Scientists got together from the University of California Davis and Stanford University to take the first ever census of the sharks’ population. They focused mainly on the northeast Pacific Ocean. This region maintains one of the largest populations of these sharks, so the future for the great whites elsewhere is now very grim. Their procedure was to put a seal shaped decoy and a small piece of bait in the waters around their boat and then take pictures of the sharks that came up to the decoys. The team studied these pictures looking carefully at the sharks’ dorsal fins, which are like human fingerprints. Because each dorsal fin is unique to every shark, the group was able to distinguish each different great white that was photographed. The scientists came up with 130 individual sharks. From a mathematical formula and other information, they estimated 219 mature great whites in the area. This procedure promises to provide population information for great whites throughout the world.
The number of remaining great whites off the coast of California was an eye-opener for the experts. Looking for the positives, UC Davis doctoral student Taylor Chapple said, “However, this estimate only represents a single point in time; further research will tell us if this number represents a healthy, viable population, or one critically in danger of collapse, or something in between.”
There are many reasons for the plummeting of the great white population. Fishing practices are one culprit. Because the great whites take about ten years to mature, it’s in this time that many of them are caught in different types of fishing gear. The mature sharks give birth to small litters of pups and can only reproduce every other year. These pups have to be brought up around estuaries to get the nutrients they need. In addition, a practice sharks fall victim to is called finning. People will cut the fins off a shark and then throw the animal back into the sea. It will then slowly die from starvation, becoming prey for another animal, or it will drown because they can’t get water through their gills for oxygen. All of these factors make it difficult and very slow for the great whites to come back from population declines.

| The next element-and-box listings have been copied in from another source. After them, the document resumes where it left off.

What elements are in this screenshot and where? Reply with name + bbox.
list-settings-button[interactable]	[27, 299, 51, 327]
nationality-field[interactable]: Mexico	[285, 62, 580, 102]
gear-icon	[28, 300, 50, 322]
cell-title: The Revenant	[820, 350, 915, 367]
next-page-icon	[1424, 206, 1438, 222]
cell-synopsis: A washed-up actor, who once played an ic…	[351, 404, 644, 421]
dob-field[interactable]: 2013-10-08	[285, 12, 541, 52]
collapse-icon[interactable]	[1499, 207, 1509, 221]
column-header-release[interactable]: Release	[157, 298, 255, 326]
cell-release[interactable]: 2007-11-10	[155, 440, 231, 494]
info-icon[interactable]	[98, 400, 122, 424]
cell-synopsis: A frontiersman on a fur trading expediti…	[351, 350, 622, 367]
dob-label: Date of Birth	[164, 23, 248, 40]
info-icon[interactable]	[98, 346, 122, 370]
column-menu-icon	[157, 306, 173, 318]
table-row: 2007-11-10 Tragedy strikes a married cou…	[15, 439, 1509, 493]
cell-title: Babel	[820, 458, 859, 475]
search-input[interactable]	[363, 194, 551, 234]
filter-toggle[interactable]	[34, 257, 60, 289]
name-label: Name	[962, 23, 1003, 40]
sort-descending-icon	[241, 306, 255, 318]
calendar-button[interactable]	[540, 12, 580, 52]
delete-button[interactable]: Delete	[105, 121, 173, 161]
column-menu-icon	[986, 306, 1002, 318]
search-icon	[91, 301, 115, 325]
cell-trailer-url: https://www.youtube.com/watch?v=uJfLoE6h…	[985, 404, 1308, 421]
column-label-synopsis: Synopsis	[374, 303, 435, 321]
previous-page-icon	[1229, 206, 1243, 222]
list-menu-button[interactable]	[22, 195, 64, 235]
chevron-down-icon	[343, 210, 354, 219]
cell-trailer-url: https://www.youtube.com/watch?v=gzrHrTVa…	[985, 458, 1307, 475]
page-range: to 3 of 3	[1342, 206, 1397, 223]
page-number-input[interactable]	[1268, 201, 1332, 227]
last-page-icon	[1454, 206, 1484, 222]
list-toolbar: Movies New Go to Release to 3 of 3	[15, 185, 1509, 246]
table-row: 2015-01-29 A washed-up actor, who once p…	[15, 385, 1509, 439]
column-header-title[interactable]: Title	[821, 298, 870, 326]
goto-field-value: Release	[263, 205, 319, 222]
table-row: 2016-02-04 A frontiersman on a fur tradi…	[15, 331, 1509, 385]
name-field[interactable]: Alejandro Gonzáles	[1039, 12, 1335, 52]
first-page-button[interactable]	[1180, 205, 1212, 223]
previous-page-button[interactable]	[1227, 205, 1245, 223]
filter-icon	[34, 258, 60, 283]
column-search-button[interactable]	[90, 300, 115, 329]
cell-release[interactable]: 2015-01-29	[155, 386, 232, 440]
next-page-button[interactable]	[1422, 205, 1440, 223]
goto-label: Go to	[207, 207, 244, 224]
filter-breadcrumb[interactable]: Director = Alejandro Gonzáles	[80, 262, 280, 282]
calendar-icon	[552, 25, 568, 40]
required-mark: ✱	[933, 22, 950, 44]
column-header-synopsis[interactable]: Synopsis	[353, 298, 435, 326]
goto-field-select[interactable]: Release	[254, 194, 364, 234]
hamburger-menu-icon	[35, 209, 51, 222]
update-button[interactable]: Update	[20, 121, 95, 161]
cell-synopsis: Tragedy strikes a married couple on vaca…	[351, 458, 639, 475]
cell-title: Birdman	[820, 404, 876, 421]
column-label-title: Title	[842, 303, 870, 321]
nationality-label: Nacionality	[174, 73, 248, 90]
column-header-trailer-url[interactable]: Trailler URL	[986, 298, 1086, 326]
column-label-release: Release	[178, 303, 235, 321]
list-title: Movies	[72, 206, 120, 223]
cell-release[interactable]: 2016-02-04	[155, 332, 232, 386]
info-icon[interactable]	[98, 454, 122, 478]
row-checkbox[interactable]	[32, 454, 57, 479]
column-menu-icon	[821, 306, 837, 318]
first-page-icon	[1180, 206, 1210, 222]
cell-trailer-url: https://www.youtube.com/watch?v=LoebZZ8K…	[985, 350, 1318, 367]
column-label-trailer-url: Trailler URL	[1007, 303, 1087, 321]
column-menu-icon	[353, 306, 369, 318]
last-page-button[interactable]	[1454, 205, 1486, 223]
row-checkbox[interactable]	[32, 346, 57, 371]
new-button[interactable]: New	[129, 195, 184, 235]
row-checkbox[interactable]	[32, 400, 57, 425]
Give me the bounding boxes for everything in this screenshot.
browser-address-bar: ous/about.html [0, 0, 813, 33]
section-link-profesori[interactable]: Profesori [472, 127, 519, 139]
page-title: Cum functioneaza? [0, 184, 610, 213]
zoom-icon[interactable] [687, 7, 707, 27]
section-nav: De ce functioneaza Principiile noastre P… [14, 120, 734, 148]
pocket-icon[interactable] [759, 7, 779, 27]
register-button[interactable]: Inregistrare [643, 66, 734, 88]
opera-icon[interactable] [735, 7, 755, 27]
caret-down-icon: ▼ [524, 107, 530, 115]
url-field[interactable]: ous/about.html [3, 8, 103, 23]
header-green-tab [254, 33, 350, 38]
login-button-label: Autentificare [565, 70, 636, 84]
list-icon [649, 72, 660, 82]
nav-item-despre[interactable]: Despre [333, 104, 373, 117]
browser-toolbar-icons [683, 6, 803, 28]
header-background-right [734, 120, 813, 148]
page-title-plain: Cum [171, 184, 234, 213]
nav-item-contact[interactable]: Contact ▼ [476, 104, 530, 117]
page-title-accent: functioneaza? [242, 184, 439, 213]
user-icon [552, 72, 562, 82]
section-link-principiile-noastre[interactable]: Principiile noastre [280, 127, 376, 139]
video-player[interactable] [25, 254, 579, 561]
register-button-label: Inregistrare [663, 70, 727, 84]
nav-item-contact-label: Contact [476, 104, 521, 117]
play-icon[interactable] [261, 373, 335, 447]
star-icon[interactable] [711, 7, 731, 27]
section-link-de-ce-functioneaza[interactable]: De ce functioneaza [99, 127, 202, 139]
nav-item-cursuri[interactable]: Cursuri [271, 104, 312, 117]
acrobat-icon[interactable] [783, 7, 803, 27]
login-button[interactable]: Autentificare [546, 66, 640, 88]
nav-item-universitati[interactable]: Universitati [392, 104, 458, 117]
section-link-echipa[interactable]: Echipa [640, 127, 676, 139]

The International Union for Conservation of Nature and Natural Resources created the Red List. This study correlates information about species that are in danger of extinction. The Red List currently classifies the great whites as “vulnerable.” If other studies should have similar findings as Chapple and his team, then the sharks’ classification could advance to “endangered” or “critically endangered.” No matter what their classification, the great whites are in great need of protection.